Although it's not as well-known as some of its real estate investment trust (REIT) peers, W.P. Carey (WPC 0.16%) is something of an icon in the institutional property market. The company's namesake founder was one of the first to popularize the sale/leaseback net lease model. That said, the dividend has been growing very slowly of late, which might turn some income investors off. There are reasons for the slow growth and, just as important, reasons to think the pace will soon pick up.

A little background is necessary

W.P. Carey is a net lease specialist. That means that its tenants are responsible for most of the operating costs of the properties they occupy. Although any one property is high-risk, since there's just a single tenant, across a large portfolio the risk is greatly diminished. The REIT owns over 1,300 assets, so it is fairly large.

Piggy bank with stacks of coins, one of which is sprouting a plant a hand is watering.

Image source: Getty Images.

In addition to the net lease focus, W.P. Carey tends to originate most of its own leases via sale/leaseback transactions. Essentially, it buys directly from a company that is looking to raise capital for some other purpose (like growth investment) while still maintaining access to a property. It's a win/win deal, noting that W.P. Carey gets an inside look at the finances of the companies it deals with and gets a little leverage to set the terms of the lease (like including inflation-linked rent increases).

W.P. Carey started life out as a master limited partnership (MLP), not a REIT. As such, it was off the radar screen for many individual investors due to the tax complications of the MLP structure. Many institutional investors wouldn't touch it, either, for the same reason. So the company made the decision to change to a REIT in 2012.
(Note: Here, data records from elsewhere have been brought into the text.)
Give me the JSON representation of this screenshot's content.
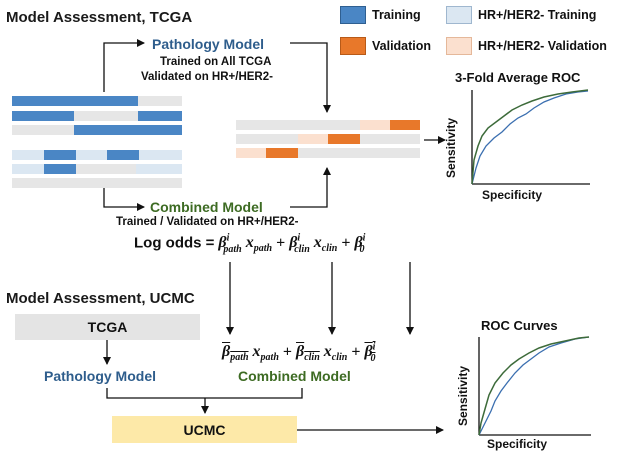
{
  "tcga": {
    "section_title": "Model Assessment, TCGA",
    "pathology_model": "Pathology Model",
    "pathology_line1": "Trained on All TCGA",
    "pathology_line2": "Validated on HR+/HER2-",
    "combined_model": "Combined Model",
    "combined_line": "Trained / Validated on HR+/HER2-"
  },
  "legend": {
    "training": "Training",
    "validation": "Validation",
    "hr_training": "HR+/HER2- Training",
    "hr_validation": "HR+/HER2- Validation",
    "colors": {
      "training": "#4a86c5",
      "validation": "#e8782a",
      "hr_training": "#dbe7f2",
      "hr_validation": "#fbe0cf",
      "empty": "#e6e6e6"
    }
  },
  "roc_top": {
    "title": "3-Fold Average ROC",
    "ylabel": "Sensitivity",
    "xlabel": "Specificity"
  },
  "equation": {
    "label": "Log odds =",
    "term1_beta": "β",
    "term1_sup": "i",
    "term1_sub": "path",
    "term1_x": "x",
    "term1_xsub": "path",
    "plus": "+",
    "term2_beta": "β",
    "term2_sup": "i",
    "term2_sub": "clin",
    "term2_x": "x",
    "term2_xsub": "clin",
    "term3_beta": "β",
    "term3_sup": "i",
    "term3_sub": "0"
  },
  "ucmc": {
    "section_title": "Model Assessment, UCMC",
    "tcga_box": "TCGA",
    "pathology_model": "Pathology Model",
    "combined_model": "Combined Model",
    "ucmc_box": "UCMC"
  },
  "roc_bottom": {
    "title": "ROC Curves",
    "ylabel": "Sensitivity",
    "xlabel": "Specificity"
  },
  "colors": {
    "pathology_blue": "#2e5d8c",
    "combined_green": "#3d6b23",
    "roc_green": "#3d6b3a",
    "roc_blue": "#3b6fb0"
  }
}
The company also operated a non-traded REIT business, in which it created, sold, and supported REITs that didn't trade on an exchange. It was basically paid fees for its efforts, only some of the fees it generated ended up being fairly lumpy in nature. This made it difficult to track W.P. Carey's core performance. It eventually chose to exit this operation, but the process was a multi-year effort. It is just about over now that the company has completed its purchase of its final large non-traded REIT, CPA 18.

The future looks brighter

When you put all of the moving parts here together, you get a well-positioned REIT that's been in a fairly long period of transition. From that perspective, the most recent changes required W.P. Carey to offset the income lost from exiting the non-traded REIT business with income growth in its owned portfolio. Knowing that the non-traded REIT fees were going away, it didn't make sense for management to over-promise on the dividend. Slow increases were simply the more prudent course of action. With this transition basically over, the company can shift gears on the dividend growth front if it is appropriate.

A key factor here is that all the REIT's investments will now be for its own portfolio, with no distractions. Rent from owned property is much more reliable and stable than fees. So portfolio growth, which has been strong of late, will make it easier for W.P. Carey to support a rising dividend over time. 
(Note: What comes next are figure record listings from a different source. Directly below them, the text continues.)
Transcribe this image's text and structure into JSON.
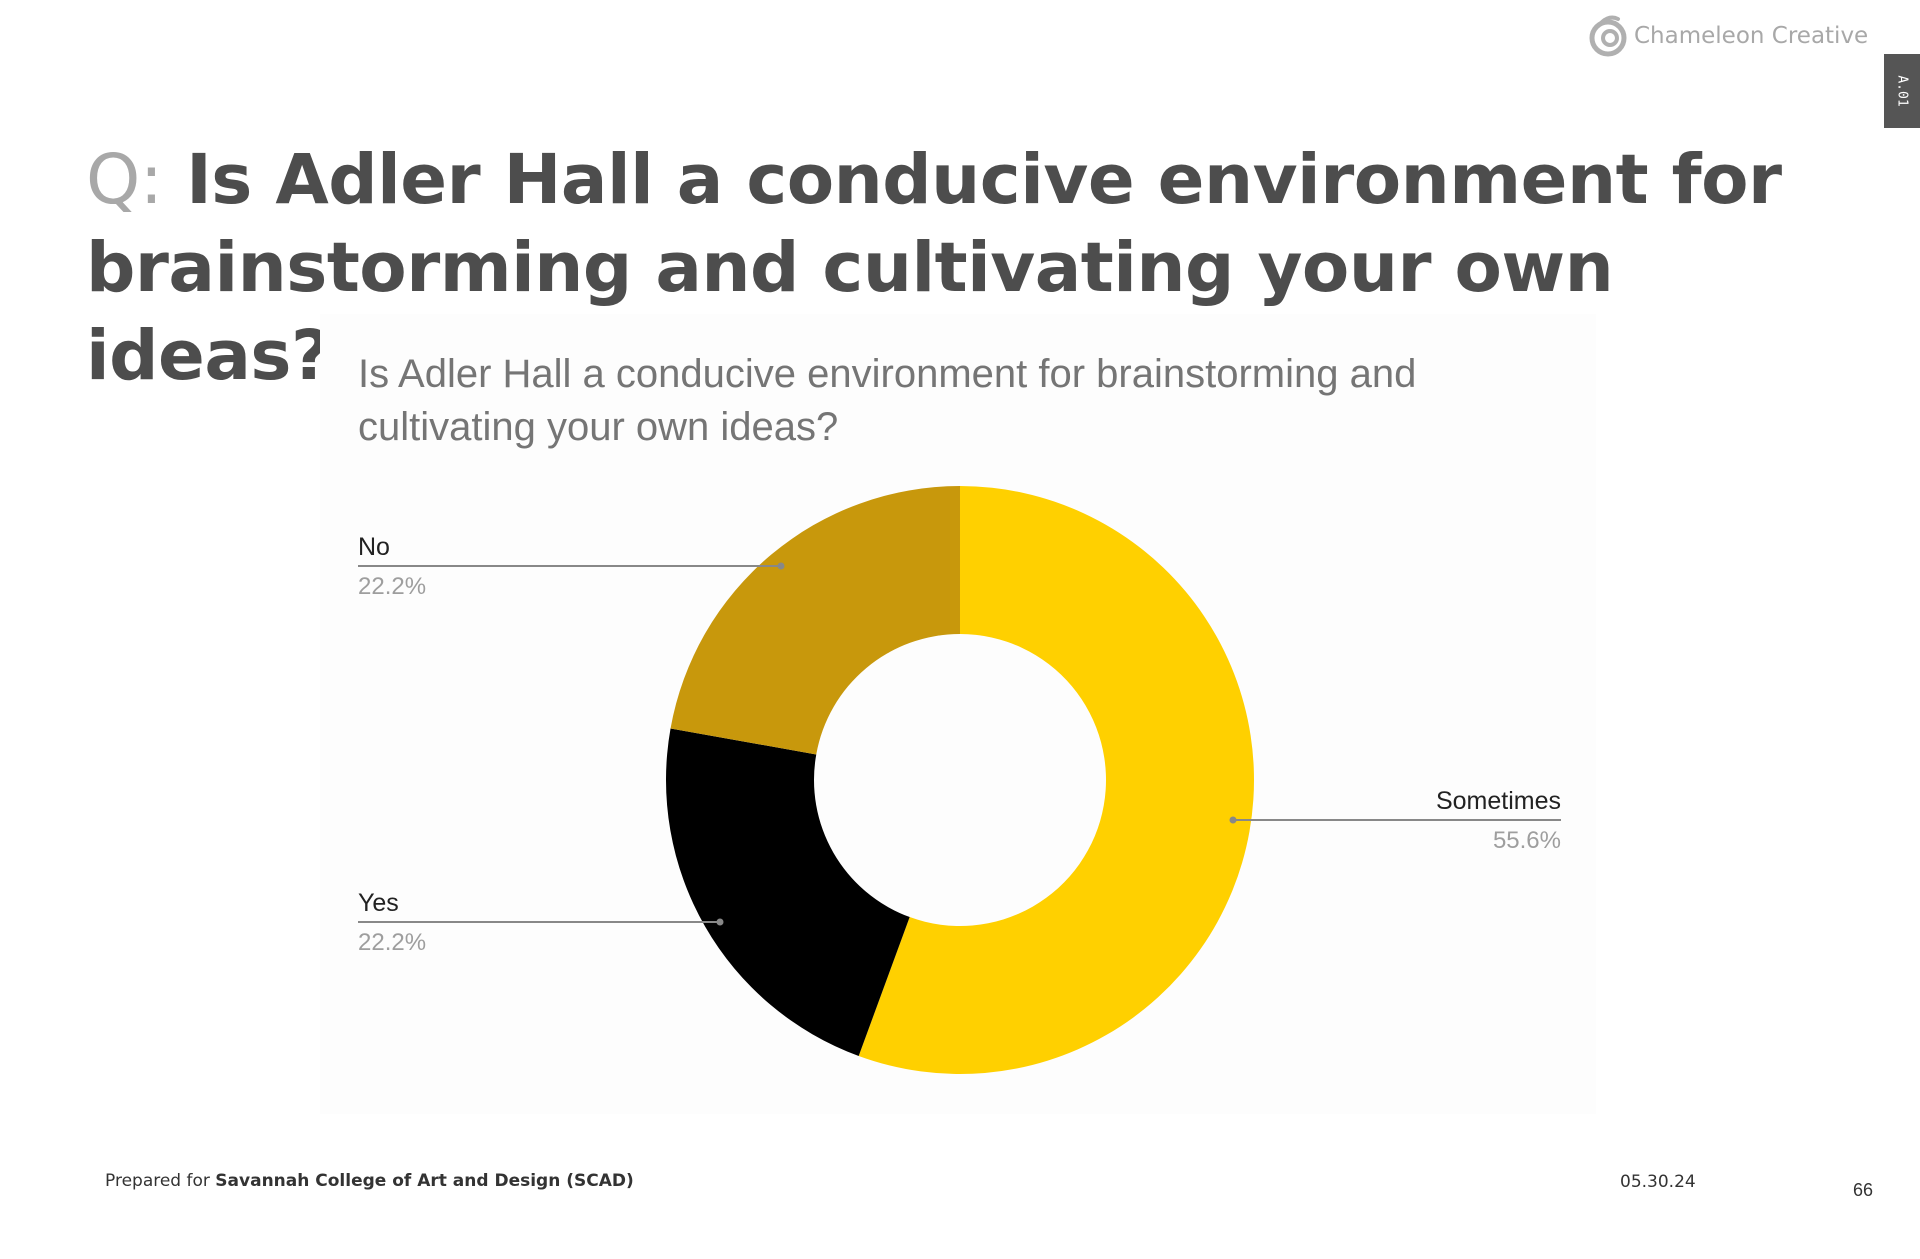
{
  "header": {
    "logo_text": "Chameleon Creative",
    "side_tab": "A.01"
  },
  "slide": {
    "question_prefix": "Q:",
    "question": "Is Adler Hall a conducive environment for brainstorming and cultivating your own ideas?"
  },
  "chart_data": {
    "type": "pie",
    "title": "Is Adler Hall a conducive environment for brainstorming and cultivating your own ideas?",
    "slices": [
      {
        "label": "Sometimes",
        "value": 55.6,
        "display": "55.6%",
        "color": "#ffd000"
      },
      {
        "label": "Yes",
        "value": 22.2,
        "display": "22.2%",
        "color": "#000000"
      },
      {
        "label": "No",
        "value": 22.2,
        "display": "22.2%",
        "color": "#c8980c"
      }
    ],
    "donut": true,
    "start": "12 o'clock, clockwise",
    "label_text_color": "#222222",
    "label_value_color": "#9e9e9e",
    "leader_color": "#888888"
  },
  "footer": {
    "prepared_prefix": "Prepared for",
    "prepared_client": "Savannah College of Art and Design (SCAD)",
    "date": "05.30.24",
    "page": "66"
  }
}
The next issue of note is that nearly 60% of W.P. Carey's leases have cost-of-living rent increases built into them. Although inflation is high right now, for many years it was historically low. That meant modest rent hikes and, thus, modest growth for W.P. Carey's funds from operations (FFO) and dividend-paying ability.

With inflation high, however, W.P. Carey's rent increases are starting to ramp up. In 2021, the company's rent hikes were between 1.5% and 1.6% in each of the first three quarters. That rose to 1.8% in the fourth quarter and hit 3% in the second quarter of 2022. That should eventually pass through to dividends.

Never going to be exciting

All of that said, W.P. Carey isn't meant to be an exciting REIT. It is boring and slow, and that's just how management likes it. So investors shouldn't come in expecting dividend growth to ramp up to the double digits. However, dividend growth of around 1% a year over the past half-decade isn't likely to be indicative of what W.P. Carey can offer over the long term, either. Notably, the company's real estate revenues rose 7.9% year over year in the second quarter, driven by a mix of higher rents and portfolio acquisitions. With most of the transition in the rear view mirror, growth is picking up and that should eventually flow through to investor dividends.

If you can handle a dividend yield in the 5% space coupled with going forward dividend growth in, say, the mid-single digits, then W.P. Carey might be a good fit for you.